Foi escolhido para essa tarefa o químico Luigi Garlaschelli, “investigador do oculto”, que se destacou espalhando palhaçadas a respeito do Santo Sudário de Turim, até ser desmentido por cientistas sérios.

Primeiramente Garlaschelli descobriu, para seu espanto, que o estilo da espada correspondia àquelas feitas no final do século XII, época do milagre, fato confirmado pela datação por carbono.

Portanto, a espada não é uma falsificação nem uma réplica moderna.

Para espanto ainda maior, verificou que várias pessoas já tinham tentado retirar a espada da pedra.

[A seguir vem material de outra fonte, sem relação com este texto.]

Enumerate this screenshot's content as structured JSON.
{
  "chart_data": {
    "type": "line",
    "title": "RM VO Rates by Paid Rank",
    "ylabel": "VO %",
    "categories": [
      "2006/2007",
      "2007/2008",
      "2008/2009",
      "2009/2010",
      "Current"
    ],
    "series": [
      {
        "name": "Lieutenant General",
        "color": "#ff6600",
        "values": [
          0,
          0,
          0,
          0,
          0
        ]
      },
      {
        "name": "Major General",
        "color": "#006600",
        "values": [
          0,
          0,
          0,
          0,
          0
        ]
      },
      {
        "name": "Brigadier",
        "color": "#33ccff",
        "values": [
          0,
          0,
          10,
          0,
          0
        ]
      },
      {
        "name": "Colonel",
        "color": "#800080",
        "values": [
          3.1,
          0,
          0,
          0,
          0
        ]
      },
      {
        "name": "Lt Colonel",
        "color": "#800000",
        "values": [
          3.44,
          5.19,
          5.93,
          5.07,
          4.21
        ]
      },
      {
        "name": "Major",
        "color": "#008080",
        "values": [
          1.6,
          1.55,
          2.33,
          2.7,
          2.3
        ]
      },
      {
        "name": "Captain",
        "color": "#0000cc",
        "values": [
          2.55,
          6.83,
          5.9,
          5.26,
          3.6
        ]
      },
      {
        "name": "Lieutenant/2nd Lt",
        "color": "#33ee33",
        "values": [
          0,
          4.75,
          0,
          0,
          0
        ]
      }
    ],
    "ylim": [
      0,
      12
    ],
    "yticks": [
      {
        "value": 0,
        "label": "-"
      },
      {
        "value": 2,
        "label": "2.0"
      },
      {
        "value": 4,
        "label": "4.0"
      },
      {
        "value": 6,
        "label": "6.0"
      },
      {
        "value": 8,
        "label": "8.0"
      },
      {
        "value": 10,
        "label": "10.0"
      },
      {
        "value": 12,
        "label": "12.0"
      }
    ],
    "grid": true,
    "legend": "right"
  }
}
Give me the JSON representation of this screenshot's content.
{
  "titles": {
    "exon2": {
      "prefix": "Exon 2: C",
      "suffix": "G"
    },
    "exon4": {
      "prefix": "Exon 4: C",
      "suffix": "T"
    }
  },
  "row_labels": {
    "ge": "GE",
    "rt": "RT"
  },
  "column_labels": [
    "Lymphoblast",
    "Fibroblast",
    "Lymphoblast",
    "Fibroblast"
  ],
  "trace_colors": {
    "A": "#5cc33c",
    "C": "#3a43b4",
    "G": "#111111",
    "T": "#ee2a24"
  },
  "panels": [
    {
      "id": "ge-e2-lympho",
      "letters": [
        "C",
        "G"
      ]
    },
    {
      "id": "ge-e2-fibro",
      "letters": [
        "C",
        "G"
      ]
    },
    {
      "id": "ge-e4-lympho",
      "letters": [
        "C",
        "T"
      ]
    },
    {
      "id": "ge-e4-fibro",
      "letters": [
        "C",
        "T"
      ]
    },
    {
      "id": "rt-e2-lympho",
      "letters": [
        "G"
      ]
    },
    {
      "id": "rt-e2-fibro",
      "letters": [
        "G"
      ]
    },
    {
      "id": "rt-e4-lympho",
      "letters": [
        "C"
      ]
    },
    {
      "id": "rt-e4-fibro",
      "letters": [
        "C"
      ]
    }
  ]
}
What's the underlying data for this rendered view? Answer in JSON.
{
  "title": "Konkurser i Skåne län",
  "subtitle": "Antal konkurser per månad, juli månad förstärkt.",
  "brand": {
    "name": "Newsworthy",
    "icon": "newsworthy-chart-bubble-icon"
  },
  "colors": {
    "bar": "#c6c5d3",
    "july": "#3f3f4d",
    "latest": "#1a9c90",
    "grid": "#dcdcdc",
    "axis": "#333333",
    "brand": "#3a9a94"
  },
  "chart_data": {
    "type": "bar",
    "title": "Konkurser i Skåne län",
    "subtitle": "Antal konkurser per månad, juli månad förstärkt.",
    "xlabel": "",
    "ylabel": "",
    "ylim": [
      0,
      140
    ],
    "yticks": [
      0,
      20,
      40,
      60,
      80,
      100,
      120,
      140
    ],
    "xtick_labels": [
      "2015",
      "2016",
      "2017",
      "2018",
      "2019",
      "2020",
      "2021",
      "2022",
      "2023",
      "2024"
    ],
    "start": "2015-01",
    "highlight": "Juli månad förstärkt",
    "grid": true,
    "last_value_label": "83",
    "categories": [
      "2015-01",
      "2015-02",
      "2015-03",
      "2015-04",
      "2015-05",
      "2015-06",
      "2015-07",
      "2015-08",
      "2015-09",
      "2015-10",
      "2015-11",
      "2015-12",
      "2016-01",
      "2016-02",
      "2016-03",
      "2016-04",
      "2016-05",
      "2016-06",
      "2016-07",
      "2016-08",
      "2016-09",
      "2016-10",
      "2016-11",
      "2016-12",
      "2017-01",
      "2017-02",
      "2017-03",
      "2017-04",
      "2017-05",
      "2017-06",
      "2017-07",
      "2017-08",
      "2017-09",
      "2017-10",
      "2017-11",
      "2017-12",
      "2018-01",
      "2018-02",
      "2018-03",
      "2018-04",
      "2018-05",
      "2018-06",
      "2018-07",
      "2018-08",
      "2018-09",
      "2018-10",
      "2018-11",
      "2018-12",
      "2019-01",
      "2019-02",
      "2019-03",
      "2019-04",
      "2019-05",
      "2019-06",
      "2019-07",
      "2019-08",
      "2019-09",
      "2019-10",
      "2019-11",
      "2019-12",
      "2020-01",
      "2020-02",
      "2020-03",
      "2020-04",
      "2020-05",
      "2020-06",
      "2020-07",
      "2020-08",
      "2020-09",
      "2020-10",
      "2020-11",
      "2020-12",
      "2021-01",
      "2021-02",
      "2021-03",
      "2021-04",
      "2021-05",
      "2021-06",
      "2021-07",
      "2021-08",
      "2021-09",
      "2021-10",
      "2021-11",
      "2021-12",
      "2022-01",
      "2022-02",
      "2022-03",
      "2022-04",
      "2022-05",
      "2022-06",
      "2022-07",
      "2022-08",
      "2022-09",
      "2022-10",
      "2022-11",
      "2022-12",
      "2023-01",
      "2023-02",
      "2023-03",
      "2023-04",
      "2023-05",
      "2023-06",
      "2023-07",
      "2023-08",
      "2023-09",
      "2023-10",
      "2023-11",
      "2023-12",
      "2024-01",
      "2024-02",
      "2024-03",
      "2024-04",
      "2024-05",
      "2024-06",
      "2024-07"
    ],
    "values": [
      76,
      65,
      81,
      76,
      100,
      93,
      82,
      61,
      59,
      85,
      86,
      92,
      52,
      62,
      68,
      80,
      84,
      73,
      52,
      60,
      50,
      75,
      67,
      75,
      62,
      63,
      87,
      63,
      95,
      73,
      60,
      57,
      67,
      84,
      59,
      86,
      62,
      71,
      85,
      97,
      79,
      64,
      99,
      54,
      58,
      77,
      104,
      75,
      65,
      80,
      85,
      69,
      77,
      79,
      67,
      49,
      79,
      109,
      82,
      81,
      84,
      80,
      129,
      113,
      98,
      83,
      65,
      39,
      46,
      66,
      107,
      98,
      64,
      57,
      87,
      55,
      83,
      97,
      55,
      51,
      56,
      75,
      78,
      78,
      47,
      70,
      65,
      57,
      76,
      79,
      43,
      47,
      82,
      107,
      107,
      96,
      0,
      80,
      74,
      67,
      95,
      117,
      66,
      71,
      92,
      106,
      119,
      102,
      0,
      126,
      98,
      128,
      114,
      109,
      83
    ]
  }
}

Na década de 1960, um homem havia conseguido puxar parte da espada, e em 1991 outro homem fez o mesmo.

Após essas tentativas, os sacerdotes prenderam a espada com concreto ou chumbo, para garantir que o gládio não fosse quebrado.

Isso levou algumas pessoas a acreditarem que não era mais a mesma espada original e que alguém a havia substituído por uma falsa, ou que a metade inferior da espada não existia.

Mas quando o químico Garlaschelli removeu a metade superior da espada, a linha de quebra se encaixou perfeitamente, e a metade inferior da lâmina permaneceu na rocha.

Radar geológico ratifica o prodígio


A pedra com a espada no centro da capela
A pedra com a espada no centro da capela
Graças aos documentos oficiais vaticanos de canonização de São Galgano, bem como a uma série de biografias escritas por autores posteriores, a historicidade do santo está muito mais bem atestada do que a de muitas figuras históricas.

Muitos relatos contemporâneos da vida do nobre cavaleiro evocam sua vida virtuosa após a conversão e as inumeráveis graças obtidas por sua intercessão após a morte.

Cientistas da Universidade de Pavia constataram com um radar geológico que a espada estava de fato profundamente cravada na rocha e que a lâmina havia penetrado sem se quebrar.

Não puderam explicar como isso foi possível. O radar também permitiu identificar uma cavidade sob a rocha, suficiente grande para ser um túmulo, possivelmente contendo os restos mortais de São Galgano.

Os moradores acreditavam desde remotos séculos que o corpo do santo está enterrado perto da pedra, mas ninguém sabe exatamente onde.

Segundo a tradição, lobos defenderam São Galgano, já eremita, devorando um ladrão que queria roubar a espada.

As mãos do bandido ficaram exibidas na capela como um aviso a potenciais ladrões.

Até hoje se exibem, na capela de Montesiepi, as duas mãos mumificadas.

Com base na datação por carbono, determinou-se que ambas também datam do século XII.